Last summer, our district put the science departments through a curriculum writing process. The idea, of course was to see if what we were teaching lined up with the state standards. Our Subject Area Committee (SAC) consisted of all middle school and high school teachers as well as representatives from the elementary schools. It was definitely an eye opener. I had read the standards and thought I was doing what I was supposed to. I was close, but missing several key pieces here and there. I loved the process as it forced me to look at what I was TEACHING.
Now I am immersed in SBG (is that the proper abbreviation?) with my classes. This is really forcing me to look at what I am ASSESSING. Apparently, I am not doing a very good job of truly finding out what my kids actually know. I am also finding out that my objectives that were written this summer are not very clear.
"The student will describe the ecliptic." What in Merlin's name does that mean??? How vague can you get?

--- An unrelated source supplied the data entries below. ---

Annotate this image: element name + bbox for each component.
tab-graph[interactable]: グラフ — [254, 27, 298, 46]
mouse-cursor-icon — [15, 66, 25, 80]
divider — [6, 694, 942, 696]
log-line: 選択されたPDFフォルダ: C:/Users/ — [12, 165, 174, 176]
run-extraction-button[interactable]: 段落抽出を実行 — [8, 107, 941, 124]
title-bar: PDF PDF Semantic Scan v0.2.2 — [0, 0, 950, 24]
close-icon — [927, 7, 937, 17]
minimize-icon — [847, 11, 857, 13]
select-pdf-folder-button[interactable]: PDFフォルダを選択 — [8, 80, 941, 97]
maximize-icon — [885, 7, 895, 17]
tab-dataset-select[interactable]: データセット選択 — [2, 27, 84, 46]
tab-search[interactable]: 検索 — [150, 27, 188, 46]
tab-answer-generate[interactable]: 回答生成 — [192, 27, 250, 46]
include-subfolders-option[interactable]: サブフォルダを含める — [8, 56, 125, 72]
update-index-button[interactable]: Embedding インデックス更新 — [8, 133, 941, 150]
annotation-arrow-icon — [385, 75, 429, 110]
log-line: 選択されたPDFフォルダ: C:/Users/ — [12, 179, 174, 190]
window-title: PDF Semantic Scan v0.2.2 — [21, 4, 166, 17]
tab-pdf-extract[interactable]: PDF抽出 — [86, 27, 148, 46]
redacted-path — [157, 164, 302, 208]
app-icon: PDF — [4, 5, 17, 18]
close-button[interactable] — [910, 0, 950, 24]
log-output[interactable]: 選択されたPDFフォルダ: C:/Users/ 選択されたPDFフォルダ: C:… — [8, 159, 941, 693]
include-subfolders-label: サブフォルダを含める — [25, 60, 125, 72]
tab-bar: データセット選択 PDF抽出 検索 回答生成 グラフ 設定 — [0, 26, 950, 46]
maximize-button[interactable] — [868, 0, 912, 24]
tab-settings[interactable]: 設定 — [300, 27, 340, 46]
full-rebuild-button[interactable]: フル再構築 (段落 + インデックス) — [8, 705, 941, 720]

If I can't define it, how can I possibly expect my kids to show me they have learned anything?
So the first thing I did was write out the objectives for my first Astronomy unit. The second thing I did was write out what that student would have to do to get all four points on that target. I typed these out and gave a copy to each student.
And here was another mind blower for me. As I am writing out what I wanted them to demonstrate, a little voice in the back of my head whispered, "but then, aren't you just giving them the answers?"
I HAD A PROBLEM WITH THIS!!!
Seriously. I felt like I had been hit by a truck. I was telling them what I wanted them to know. AND I HAD A PROBLEM WITH IT. Then another little voice (I have several of those apparently) was heard, "isn't this your JOB??" Isn't this the whole point of me spending hours upon hours planning and grading and preparing? Am I not supposed to impart my knowledge onto these young men and women??
Whew. I am not sure how I feel about this epiphany. I have never consciously tried to trick a student into failing, either by not giving all the information or simply writing a bad question.
But apparently, I have not been playing on an even field. I wonder why.